Ужасно быть лицом к лицу с судьею и мстителем собственного закона. Так бывает брошена звезда в пустое пространство и в ледяное дыхание одиночества.
Сегодня еще страдаешь ты от множества, ты, одинокий: сегодня еще есть у тебя все твое мужество и твои надежды.
Но когда-нибудь ты устанешь от одиночества, когда-нибудь гордость твоя согнется и твое мужество поколеблется.
Когда-нибудь ты воскликнешь: «Я одинок!»
Когда-нибудь ты не увидишь более своей высоты, а твое низменное будет слишком близко к тебе; твое возвышенное будет даже пугать тебя, как призрак. Когда-нибудь ты воскликнешь: «Все – ложь!»
Есть чувства, которые грозят убить одинокого; если это им не удается, они должны сами умереть!
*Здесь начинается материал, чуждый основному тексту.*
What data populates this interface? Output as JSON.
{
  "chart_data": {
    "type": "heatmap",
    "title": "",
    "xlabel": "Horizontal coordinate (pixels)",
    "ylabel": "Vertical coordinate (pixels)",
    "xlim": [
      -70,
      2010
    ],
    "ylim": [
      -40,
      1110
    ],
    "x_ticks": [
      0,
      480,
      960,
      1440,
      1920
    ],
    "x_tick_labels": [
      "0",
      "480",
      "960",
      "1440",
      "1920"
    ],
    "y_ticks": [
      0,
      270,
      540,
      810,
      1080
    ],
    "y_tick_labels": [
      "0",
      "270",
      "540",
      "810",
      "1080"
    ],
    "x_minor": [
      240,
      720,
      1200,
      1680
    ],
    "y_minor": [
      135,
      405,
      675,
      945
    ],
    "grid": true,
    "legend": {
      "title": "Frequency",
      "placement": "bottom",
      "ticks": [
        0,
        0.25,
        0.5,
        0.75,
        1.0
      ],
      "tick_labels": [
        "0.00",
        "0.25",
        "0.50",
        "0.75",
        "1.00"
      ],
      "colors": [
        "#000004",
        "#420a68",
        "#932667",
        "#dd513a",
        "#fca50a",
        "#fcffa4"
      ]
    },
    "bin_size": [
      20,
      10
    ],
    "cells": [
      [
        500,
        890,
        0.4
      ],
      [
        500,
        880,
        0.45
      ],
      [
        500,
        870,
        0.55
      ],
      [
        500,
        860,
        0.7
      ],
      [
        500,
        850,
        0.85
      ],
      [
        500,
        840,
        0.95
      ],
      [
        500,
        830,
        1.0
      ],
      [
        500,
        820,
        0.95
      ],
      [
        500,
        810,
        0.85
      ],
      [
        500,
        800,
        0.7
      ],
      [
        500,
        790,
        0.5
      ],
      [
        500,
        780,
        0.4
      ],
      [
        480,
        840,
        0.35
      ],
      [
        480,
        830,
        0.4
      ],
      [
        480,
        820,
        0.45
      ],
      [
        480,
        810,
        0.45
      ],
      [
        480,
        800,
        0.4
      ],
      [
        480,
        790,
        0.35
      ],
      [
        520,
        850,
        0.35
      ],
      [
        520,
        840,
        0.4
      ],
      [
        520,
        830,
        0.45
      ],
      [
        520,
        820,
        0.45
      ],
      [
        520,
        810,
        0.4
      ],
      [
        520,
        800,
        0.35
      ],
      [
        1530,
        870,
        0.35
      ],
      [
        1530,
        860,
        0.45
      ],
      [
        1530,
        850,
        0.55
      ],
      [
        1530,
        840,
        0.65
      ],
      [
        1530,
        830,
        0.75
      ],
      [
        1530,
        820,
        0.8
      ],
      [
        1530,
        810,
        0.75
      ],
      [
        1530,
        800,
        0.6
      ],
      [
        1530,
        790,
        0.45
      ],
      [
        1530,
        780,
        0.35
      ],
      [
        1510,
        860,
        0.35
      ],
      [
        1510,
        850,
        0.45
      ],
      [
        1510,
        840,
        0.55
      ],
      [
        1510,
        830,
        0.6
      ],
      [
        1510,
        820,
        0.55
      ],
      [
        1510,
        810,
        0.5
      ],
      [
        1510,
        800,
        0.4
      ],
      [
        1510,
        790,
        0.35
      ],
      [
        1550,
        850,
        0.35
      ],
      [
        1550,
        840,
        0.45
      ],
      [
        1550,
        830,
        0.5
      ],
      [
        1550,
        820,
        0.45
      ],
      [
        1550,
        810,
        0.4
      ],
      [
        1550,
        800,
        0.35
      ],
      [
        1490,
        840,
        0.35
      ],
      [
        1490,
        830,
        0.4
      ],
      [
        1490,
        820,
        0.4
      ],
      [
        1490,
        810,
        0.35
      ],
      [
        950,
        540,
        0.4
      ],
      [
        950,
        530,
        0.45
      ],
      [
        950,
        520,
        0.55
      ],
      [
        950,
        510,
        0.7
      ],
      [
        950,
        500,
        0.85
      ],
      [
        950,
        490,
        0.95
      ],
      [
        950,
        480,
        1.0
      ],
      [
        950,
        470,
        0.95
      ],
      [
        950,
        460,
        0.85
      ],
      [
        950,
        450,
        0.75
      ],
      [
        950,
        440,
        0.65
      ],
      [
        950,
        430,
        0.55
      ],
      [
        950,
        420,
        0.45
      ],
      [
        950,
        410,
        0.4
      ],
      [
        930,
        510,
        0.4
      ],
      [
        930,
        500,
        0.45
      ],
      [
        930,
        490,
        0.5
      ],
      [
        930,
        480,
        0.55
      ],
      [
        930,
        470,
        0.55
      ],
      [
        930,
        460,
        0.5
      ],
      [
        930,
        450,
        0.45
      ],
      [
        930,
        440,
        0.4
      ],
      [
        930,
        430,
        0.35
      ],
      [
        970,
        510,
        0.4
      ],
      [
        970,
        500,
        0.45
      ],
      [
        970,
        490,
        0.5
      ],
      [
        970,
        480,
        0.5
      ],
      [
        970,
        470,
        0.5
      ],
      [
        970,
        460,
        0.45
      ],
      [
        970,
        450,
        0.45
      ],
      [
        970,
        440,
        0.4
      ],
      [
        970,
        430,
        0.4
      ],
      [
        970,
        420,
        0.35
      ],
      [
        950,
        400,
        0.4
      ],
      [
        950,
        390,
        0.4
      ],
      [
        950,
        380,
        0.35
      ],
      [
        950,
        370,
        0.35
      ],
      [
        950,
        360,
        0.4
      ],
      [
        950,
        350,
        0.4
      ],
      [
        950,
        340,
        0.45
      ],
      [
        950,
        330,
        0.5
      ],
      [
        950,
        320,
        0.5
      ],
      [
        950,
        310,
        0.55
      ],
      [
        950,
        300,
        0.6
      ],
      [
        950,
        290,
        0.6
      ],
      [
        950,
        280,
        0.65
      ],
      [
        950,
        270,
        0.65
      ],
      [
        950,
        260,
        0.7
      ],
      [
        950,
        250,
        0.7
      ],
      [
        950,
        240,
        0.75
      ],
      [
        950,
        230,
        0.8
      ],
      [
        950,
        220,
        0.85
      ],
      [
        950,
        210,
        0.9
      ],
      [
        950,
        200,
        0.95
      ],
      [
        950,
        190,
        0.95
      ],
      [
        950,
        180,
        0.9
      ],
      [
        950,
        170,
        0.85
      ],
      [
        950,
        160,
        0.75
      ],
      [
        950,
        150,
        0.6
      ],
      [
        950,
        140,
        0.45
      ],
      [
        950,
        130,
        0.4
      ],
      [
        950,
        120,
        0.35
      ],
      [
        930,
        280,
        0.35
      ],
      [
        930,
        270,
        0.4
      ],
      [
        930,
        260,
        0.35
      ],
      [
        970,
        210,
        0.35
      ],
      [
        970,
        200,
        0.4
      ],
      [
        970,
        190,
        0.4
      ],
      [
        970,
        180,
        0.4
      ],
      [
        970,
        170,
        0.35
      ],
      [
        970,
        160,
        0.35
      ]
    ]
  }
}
Но способен ли ты быть убийцею?
Знаешь ли ты, брат мой, уже слово «презрение»? И муку твоей справедливости – быть справедливым к тем, кто тебя презирает?
Ты принуждаешь многих переменить о тебе мнение – это ставят они тебе в большую вину. Ты близко подходил к ним и все-таки прошел мимо – этого они никогда не простят тебе.
Ты стал выше их; но чем выше ты подымаешься, тем меньшим кажешься ты в глазах зависти. Но больше всех ненавидят того, кто летает.
«Каким образом хотели вы быть ко мне справедливыми! – должен ты говорить. – Я избираю для себя вашу несправедливость как предназначенный мне удел».
Несправедливость и грязь бросают они вослед одинокому; но, брат мой, если хочешь ты бьпъ звездою, ты должен светить им, несмотря, ни на что!
И остерегайся добрых и праведных! Они любят распинать тех, кто изобретает для себя свою собственную добродетель, – они ненавидят одинокого.